Quebecor announced on Tuesday (though we’ve known for almost a month) that its Quebec City paper the Journal de Québec will be producing a regional edition for the Saguenay—Lac-Saint-Jean region, with at least seven pages a day devoted to the region, including two pages of sports.

A regional section of the Journal de Québec’s website has also been launched, and the new edition has its own Twitter account.

This isn’t the first time Quebecor has done exactly this. It began in October 1973, but ended in October 1981, by which point it had reached eight pages. An economic slump, rising costs and tough competition from Le Quotidien were cited as reasons for cutting the edition, which makes you wonder what’s changed.

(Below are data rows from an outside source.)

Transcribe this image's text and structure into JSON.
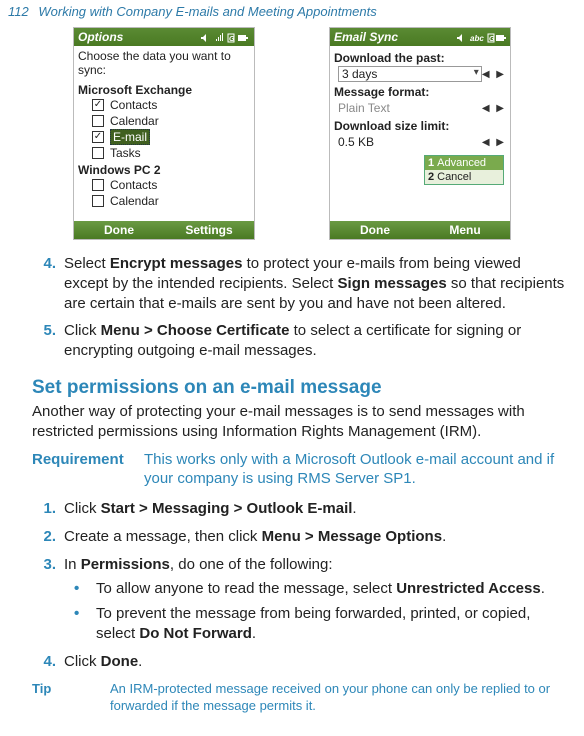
{
  "header": {
    "number": "112",
    "title": "Working with Company E-mails and Meeting Appointments"
  },
  "screenshots": {
    "left": {
      "title": "Options",
      "instruction": "Choose the data you want to sync:",
      "sections": [
        {
          "name": "Microsoft Exchange",
          "items": [
            {
              "label": "Contacts",
              "checked": true
            },
            {
              "label": "Calendar",
              "checked": false
            },
            {
              "label": "E-mail",
              "checked": true,
              "highlight": true
            },
            {
              "label": "Tasks",
              "checked": false
            }
          ]
        },
        {
          "name": "Windows PC 2",
          "items": [
            {
              "label": "Contacts",
              "checked": false
            },
            {
              "label": "Calendar",
              "checked": false
            }
          ]
        }
      ],
      "softkeys": {
        "left": "Done",
        "right": "Settings"
      }
    },
    "right": {
      "title": "Email Sync",
      "fields": [
        {
          "label": "Download the past:",
          "value": "3 days",
          "arrows": "◀  ▶",
          "dropdown": true
        },
        {
          "label": "Message format:",
          "value": "Plain Text",
          "arrows": "◀  ▶",
          "dim": true
        },
        {
          "label": "Download size limit:",
          "value": "0.5 KB",
          "arrows": "◀  ▶"
        }
      ],
      "menu": [
        {
          "num": "1",
          "label": "Advanced",
          "selected": true
        },
        {
          "num": "2",
          "label": "Cancel",
          "selected": false
        }
      ],
      "softkeys": {
        "left": "Done",
        "right": "Menu"
      }
    }
  },
  "step4": {
    "num": "4.",
    "t1": "Select ",
    "b1": "Encrypt messages",
    "t2": " to protect your e-mails from being viewed except by the intended recipients. Select ",
    "b2": "Sign messages",
    "t3": " so that recipients are certain that e-mails are sent by you and have not been altered."
  },
  "step5": {
    "num": "5.",
    "t1": "Click ",
    "b1": "Menu > Choose Certificate",
    "t2": " to select a certificate for signing or encrypting outgoing e-mail messages."
  },
  "section2": {
    "heading": "Set permissions on an e-mail message",
    "para": "Another way of protecting your e-mail messages is to send messages with restricted permissions using Information Rights Management (IRM).",
    "requirement": {
      "key": "Requirement",
      "val": "This works only with a Microsoft Outlook e-mail account and if your company is using RMS Server SP1."
    },
    "s1": {
      "num": "1.",
      "t1": "Click ",
      "b1": "Start > Messaging > Outlook E-mail",
      "t2": "."
    },
    "s2": {
      "num": "2.",
      "t1": "Create a message, then click ",
      "b1": "Menu > Message Options",
      "t2": "."
    },
    "s3": {
      "num": "3.",
      "t1": "In ",
      "b1": "Permissions",
      "t2": ", do one of the following:"
    },
    "bul1": {
      "t1": "To allow anyone to read the message, select ",
      "b1": "Unrestricted Access",
      "t2": "."
    },
    "bul2": {
      "t1": "To prevent the message from being forwarded, printed, or copied, select ",
      "b1": "Do Not Forward",
      "t2": "."
    },
    "s4": {
      "num": "4.",
      "t1": "Click ",
      "b1": "Done",
      "t2": "."
    },
    "tip": {
      "key": "Tip",
      "val": "An IRM-protected message received on your phone can only be replied to or forwarded if the message permits it."
    }
  }
}
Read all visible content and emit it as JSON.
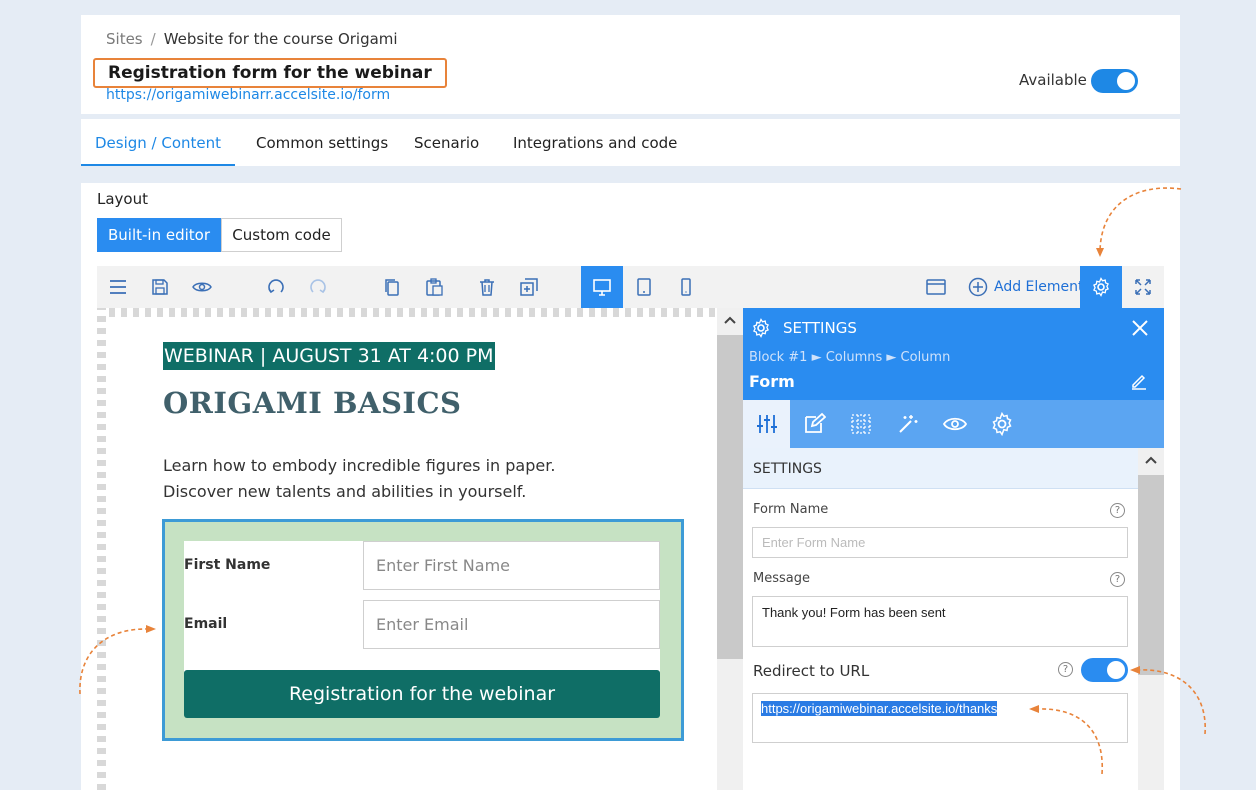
{
  "header": {
    "breadcrumb_root": "Sites",
    "breadcrumb_separator": "/",
    "breadcrumb_current": "Website for the course Origami",
    "title": "Registration form for the webinar",
    "url": "https://origamiwebinarr.accelsite.io/form",
    "available_label": "Available",
    "available_on": true
  },
  "tabs": [
    {
      "label": "Design / Content",
      "active": true
    },
    {
      "label": "Common settings",
      "active": false
    },
    {
      "label": "Scenario",
      "active": false
    },
    {
      "label": "Integrations and code",
      "active": false
    }
  ],
  "layout": {
    "label": "Layout",
    "builtin_label": "Built-in editor",
    "custom_label": "Custom code",
    "selected": "Built-in editor"
  },
  "toolbar": {
    "icons": [
      "menu-icon",
      "save-icon",
      "preview-icon",
      "undo-icon",
      "redo-icon",
      "copy-icon",
      "paste-icon",
      "delete-icon",
      "duplicate-icon",
      "desktop-icon",
      "tablet-icon",
      "mobile-icon",
      "browser-window-icon",
      "gear-icon",
      "fullscreen-icon"
    ],
    "active_device": "desktop",
    "add_element_label": "Add Element"
  },
  "canvas": {
    "tag": "WEBINAR | AUGUST 31 AT 4:00 PM",
    "title": "ORIGAMI BASICS",
    "desc_line1": "Learn how to embody incredible figures in paper.",
    "desc_line2": "Discover new talents and abilities in yourself.",
    "form": {
      "first_name_label": "First Name",
      "first_name_placeholder": "Enter First Name",
      "email_label": "Email",
      "email_placeholder": "Enter Email",
      "submit_label": "Registration for the webinar"
    }
  },
  "settings_panel": {
    "title": "SETTINGS",
    "path": "Block #1 ► Columns ► Column",
    "element_title": "Form",
    "tabs": [
      "sliders-icon",
      "edit-icon",
      "grid-icon",
      "magic-wand-icon",
      "eye-icon",
      "gear-icon"
    ],
    "section_title": "SETTINGS",
    "form_name_label": "Form Name",
    "form_name_placeholder": "Enter Form Name",
    "message_label": "Message",
    "message_value": "Thank you! Form has been sent",
    "redirect_label": "Redirect to URL",
    "redirect_on": true,
    "redirect_url": "https://origamiwebinar.accelsite.io/thanks",
    "help_glyph": "?"
  },
  "colors": {
    "accent": "#2a8cf0",
    "title_highlight_border": "#e8833a",
    "form_button": "#0f6e66",
    "form_background": "#c6e2c3",
    "annotation_arrow": "#e8833a"
  }
}
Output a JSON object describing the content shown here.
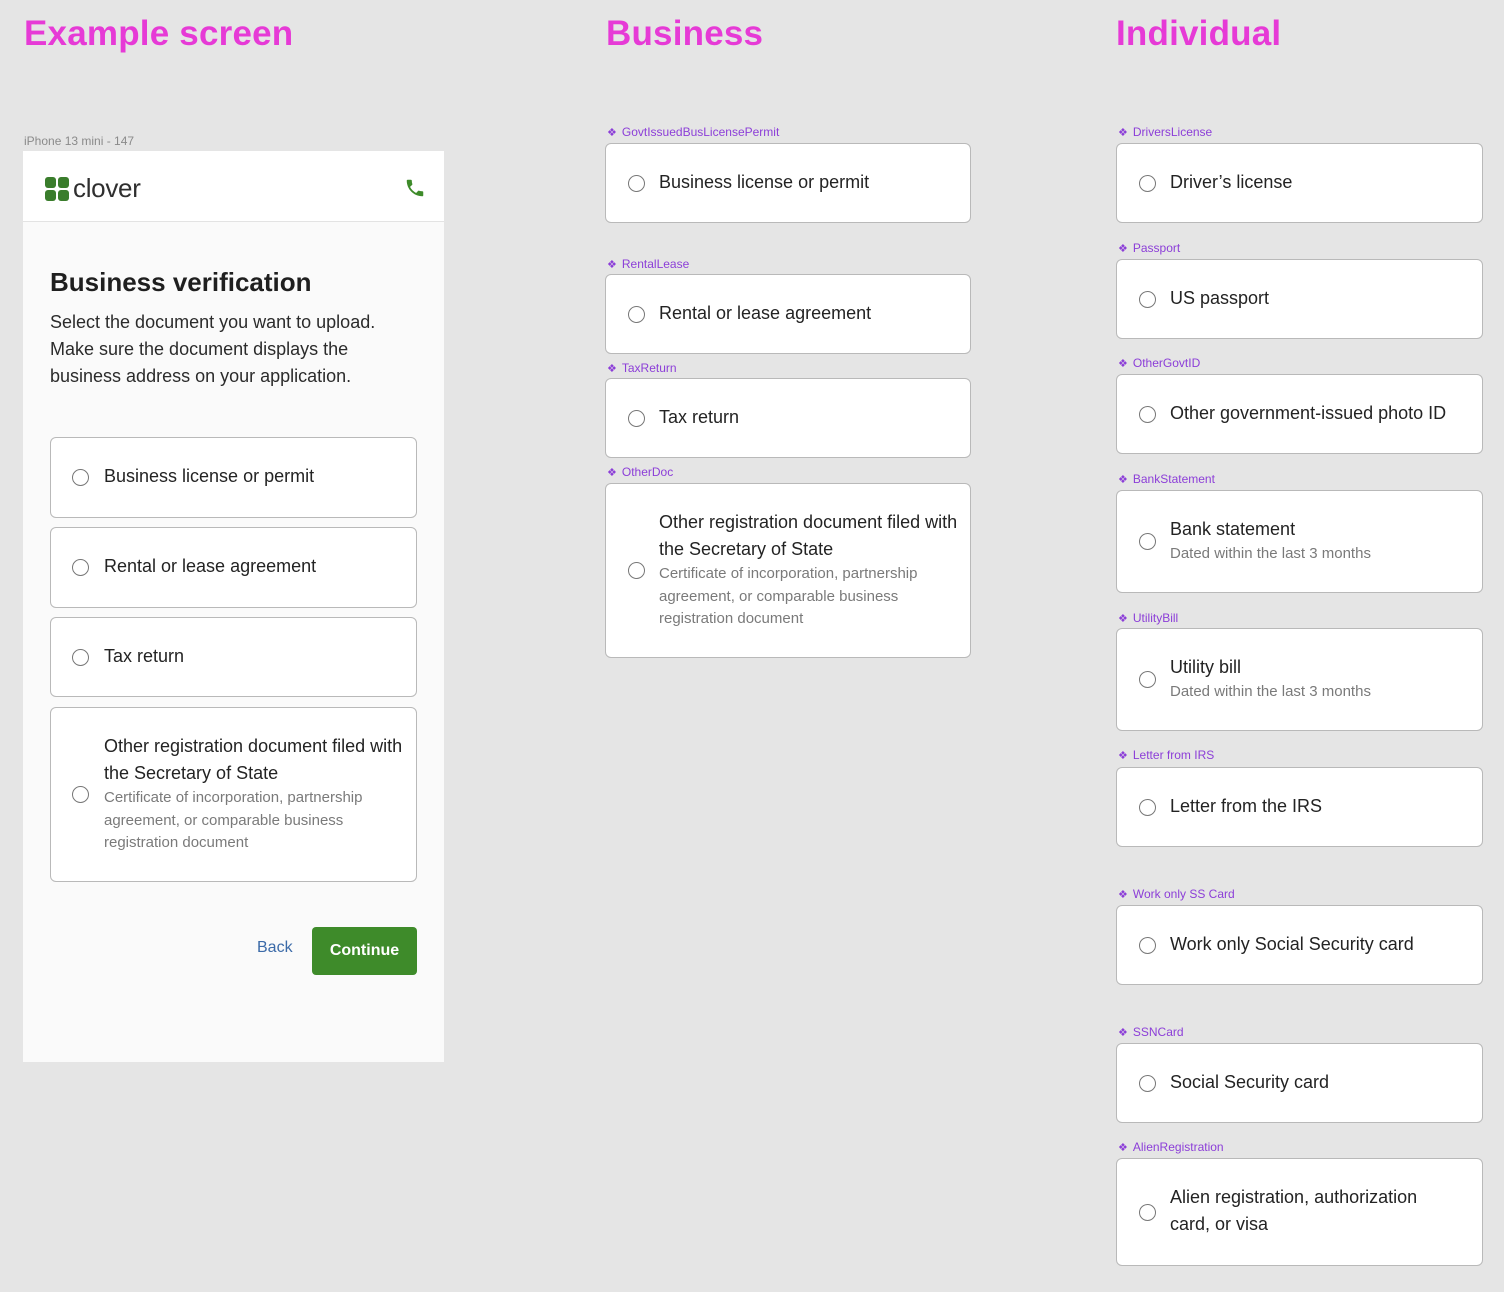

Le Quotidien, owned by Gesca, is the only daily newspaper in the region. Transcontinental has community weeklies there, and  Quebecor serves it through its weeklies Le Point du Lac-Saint-Jean and Le Réveil in Saguenay. (The latter, you might recall, locked out its employees around the same time of the Journal de Montréal lockout, and became a shell of its former self after that ended in severe job cuts.)

“The newspaper will draw on the work of journalists at Quebecor Media’s various subsidiaries in Saguenay-Lac-Saint-Jean,” the press release says, which means we can expect to see reports from Le Point, Le Réveil and TVA’s Saguenay station in this edition. (In fact, here’s an example already of a story condensed from one in Le Réveil, with the fact that it’s about a contestant in TVA’s Le Banquier moved up to the first paragraph.)

Quebecor doesn’t say how many jobs are being created by this move, but a welcome note from the editor lists names of new journalists: Jean Tremblay, Roger Gagnon, Pierre-Luc Desbiens, Roby St-Gelais, Charles-Antoine Gagnon and Frédéric Champagne.

Radio-Canada’s report says these new employees will work for Agence QMI, which means they’ll be non-unionized.

The paper also promises columnists from the region, starting with:

  • On Fridays, Jacques Brassard, former PQ minister and MNA for the region (who once had a column in Le Quotidien and then quit  and started a blog)
  • Marc Fortier, GM for the QMJHL team Les Saguenéens de Chicoutimi,
  • On Mondays, Denis Gravel, a radio personality who was born in Chicoutimi and is a morning co-host at CHOI-FM in Quebec City
  • A snowmobiling column from Marc Larouche and Patrick Boucher

If that snowmobiling thing sounds a bit like pandering to the region, it’s not. There’s plenty of more obvious cases of pandering to new Saguenéen readers.

Regional editions are common for big-city papers, though less so than they used to be. The Globe and Mail produces slightly different editions for different regions of Canada. The Gazette distributes a West Island section to its subscribers in the West Island and western off-island areas. The Journal de Québec already has “thousands” of subscribers in the Saguenay region, so it makes sense to offer them a little something extra.

Whether this move can create serious competition for Le Quotidien is a big question. But it certainly can’t hurt.

UPDATE (December 2013): A year later, the regional edition remains, but local content is down to four pages a day (plus the cover, which often has local elements), two of which are sports.